Celtic Renewables Ltd
- Industry: Biofuels
- Founded: 25 January 2012
- Founder: Professor Martin Tangney OBE
- Headquarters: Edinburgh, Scotland, United Kingdom
- Key people: Mark Simmers (CEO),
- Products: Biobutanol Acetone Bioethanol High grade animal feed
- Website: www.celtic-renewables.com

= Celtic Renewables =

Scottish sustainable biofuel producer

Celtic Renewables Ltd. is the first company to produce biofuel from the by-products of the scotch whisky industry.

It has been estimated that annually the whisky industry produces 1.6 billion litres of pot ale and 500,000 tonnes of draff which has historically been used for animal feed.
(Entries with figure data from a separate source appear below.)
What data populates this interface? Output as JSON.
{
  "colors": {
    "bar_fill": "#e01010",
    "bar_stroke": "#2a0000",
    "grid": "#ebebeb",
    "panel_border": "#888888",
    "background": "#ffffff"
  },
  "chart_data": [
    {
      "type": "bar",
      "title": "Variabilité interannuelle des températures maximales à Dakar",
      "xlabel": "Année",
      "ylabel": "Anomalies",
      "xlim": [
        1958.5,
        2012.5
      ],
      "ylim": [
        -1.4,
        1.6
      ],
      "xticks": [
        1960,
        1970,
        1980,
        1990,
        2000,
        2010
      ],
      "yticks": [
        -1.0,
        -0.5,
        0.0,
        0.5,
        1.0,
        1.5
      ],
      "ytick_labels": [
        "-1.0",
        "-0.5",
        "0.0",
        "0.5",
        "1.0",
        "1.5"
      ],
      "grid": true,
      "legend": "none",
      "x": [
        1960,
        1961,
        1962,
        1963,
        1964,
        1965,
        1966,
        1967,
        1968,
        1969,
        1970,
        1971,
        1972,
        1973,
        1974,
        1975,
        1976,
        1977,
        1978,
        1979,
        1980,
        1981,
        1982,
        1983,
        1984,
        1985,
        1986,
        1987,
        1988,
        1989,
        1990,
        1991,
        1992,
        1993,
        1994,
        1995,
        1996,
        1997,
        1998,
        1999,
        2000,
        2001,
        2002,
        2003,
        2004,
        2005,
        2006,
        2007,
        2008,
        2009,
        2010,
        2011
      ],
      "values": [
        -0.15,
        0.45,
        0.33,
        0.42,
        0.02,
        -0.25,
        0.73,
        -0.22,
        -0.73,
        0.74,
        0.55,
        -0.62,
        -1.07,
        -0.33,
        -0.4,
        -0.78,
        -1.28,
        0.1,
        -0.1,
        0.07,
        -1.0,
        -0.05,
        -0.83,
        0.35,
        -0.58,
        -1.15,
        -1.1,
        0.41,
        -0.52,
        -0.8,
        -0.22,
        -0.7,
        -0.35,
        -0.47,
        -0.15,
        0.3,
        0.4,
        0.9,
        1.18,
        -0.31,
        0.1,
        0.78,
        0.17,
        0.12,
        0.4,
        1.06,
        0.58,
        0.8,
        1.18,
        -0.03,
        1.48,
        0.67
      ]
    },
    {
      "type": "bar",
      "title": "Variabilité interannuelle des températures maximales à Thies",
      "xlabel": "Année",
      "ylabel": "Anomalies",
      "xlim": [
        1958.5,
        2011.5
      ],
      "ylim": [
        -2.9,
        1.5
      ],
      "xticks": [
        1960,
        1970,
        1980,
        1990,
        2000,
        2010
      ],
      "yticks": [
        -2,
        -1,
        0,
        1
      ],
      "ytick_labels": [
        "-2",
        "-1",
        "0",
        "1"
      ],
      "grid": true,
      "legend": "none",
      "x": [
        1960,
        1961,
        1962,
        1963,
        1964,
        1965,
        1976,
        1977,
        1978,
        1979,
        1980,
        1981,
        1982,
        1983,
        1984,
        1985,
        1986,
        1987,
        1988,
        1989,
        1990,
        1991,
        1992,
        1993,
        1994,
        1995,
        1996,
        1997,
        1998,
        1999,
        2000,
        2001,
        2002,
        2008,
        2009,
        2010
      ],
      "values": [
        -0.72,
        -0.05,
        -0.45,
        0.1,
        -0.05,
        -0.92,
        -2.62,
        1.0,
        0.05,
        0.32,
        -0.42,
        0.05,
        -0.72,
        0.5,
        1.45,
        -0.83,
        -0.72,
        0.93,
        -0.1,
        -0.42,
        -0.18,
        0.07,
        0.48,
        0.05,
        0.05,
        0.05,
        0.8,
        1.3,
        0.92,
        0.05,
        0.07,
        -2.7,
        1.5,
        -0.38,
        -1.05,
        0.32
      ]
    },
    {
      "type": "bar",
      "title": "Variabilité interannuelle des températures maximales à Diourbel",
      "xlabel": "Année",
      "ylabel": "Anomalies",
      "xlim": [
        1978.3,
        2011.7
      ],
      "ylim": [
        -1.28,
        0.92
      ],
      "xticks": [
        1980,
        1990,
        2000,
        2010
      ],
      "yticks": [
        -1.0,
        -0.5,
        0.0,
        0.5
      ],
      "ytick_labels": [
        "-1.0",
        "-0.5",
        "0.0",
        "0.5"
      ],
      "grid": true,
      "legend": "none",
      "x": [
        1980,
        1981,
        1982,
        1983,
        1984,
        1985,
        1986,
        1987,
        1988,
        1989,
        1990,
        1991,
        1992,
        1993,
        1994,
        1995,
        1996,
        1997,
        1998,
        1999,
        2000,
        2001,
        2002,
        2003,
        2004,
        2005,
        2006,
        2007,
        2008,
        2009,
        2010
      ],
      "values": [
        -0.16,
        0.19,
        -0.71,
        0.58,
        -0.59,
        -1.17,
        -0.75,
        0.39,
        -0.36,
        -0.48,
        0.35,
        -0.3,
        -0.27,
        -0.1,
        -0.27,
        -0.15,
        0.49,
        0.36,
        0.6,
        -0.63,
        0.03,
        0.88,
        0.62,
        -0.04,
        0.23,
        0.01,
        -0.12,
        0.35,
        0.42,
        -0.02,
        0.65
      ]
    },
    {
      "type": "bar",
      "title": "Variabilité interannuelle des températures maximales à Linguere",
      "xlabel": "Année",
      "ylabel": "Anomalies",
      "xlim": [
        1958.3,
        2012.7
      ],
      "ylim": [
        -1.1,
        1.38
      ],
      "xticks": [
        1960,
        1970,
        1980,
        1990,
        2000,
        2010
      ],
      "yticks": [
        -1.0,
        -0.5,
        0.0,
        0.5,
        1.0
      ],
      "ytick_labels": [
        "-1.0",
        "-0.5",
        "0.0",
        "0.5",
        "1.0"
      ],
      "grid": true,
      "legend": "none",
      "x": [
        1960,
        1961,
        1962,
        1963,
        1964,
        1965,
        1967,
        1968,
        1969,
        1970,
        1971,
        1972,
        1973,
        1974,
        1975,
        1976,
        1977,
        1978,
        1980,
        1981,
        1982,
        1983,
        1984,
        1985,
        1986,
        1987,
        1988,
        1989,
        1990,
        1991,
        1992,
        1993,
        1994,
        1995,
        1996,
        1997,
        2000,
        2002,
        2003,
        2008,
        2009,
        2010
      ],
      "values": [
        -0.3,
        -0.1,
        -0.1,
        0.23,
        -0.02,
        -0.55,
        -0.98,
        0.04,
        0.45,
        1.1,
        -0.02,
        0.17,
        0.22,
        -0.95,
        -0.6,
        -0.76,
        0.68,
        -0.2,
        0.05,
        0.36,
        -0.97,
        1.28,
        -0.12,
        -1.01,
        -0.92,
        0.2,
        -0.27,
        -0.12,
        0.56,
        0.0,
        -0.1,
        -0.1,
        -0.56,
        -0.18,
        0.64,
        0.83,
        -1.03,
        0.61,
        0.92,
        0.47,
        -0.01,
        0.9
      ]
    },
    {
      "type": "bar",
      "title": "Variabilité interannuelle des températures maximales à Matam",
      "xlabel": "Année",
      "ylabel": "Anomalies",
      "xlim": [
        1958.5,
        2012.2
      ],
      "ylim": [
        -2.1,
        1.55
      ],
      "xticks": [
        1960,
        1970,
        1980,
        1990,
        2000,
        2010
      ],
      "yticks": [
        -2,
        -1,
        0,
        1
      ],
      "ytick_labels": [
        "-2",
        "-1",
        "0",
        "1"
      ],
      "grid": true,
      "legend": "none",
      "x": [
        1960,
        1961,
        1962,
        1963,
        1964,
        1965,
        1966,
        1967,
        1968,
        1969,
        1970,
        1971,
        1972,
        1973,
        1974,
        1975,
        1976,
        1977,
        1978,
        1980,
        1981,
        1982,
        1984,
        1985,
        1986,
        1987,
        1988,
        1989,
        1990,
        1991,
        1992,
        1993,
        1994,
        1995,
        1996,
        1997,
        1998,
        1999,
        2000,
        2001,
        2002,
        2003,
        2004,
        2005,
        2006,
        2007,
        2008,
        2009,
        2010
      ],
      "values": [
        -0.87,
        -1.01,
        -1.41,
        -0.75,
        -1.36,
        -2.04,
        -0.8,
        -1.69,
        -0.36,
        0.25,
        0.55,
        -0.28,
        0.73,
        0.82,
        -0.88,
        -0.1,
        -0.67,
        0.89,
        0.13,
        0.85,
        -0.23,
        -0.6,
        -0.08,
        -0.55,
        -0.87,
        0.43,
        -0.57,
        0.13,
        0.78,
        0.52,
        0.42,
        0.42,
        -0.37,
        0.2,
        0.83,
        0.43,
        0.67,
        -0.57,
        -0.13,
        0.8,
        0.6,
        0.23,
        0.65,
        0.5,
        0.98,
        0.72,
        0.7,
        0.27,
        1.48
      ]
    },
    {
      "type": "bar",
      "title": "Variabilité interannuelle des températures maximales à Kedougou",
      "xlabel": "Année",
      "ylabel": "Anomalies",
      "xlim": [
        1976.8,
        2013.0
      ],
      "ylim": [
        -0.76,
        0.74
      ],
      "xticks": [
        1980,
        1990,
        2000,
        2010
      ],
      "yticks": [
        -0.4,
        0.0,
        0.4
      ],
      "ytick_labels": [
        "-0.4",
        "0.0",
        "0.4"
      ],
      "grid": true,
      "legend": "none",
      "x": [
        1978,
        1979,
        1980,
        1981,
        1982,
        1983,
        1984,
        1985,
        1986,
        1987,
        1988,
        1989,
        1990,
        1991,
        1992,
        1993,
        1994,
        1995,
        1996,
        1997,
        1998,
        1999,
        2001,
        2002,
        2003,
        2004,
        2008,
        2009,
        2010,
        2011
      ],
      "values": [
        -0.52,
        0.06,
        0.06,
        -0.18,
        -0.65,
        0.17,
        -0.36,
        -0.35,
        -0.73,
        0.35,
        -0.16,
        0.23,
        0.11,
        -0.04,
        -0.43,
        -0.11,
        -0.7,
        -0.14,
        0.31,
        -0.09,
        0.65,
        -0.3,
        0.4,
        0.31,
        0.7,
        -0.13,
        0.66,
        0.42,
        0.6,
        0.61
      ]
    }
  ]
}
Celtic Renewables has utilised these resources and adapted the traditional Weizmann Fermentation process (also known as ABE fermentation) to produce Biobutanol.

Several supply partnerships have been established with local distilleries along with a relationship with Europe’s biotech flagship Bio Base Europe where it has piloted its biofuel production process with a £1 million grant from the Department of Energy and Climate Change (DECC). The company also carries the support of the Scotch Whisky Association and the Scottish Government, where this process is well aligned to both national biofuel and carbon reduction targets.

The company was granted planning permission for its first scale biorefinery at Caledon Green, in Grangemouth, Scotland in 2020 and completed building in November 2021, there are now plans for a second in Speyside.

==Inception==
Celtic Renewables was created by Professor Martin Tangney OBE, who is also the Director of the Biofuel Research Centre at Edinburgh Napier University. It was launched on 25 January 2012, at the University’s Sighthill Campus by Fergus Ewing, Minister for Energy, Enterprise and Tourism and Lena Wilson, Chief Executive of Scottish Enterprise. Dr. Doug Ward, founder of Argent Energy, was appointed as its inaugural Chairman. Mark Simmers, fellow from The Saltire Foundation, is CEO.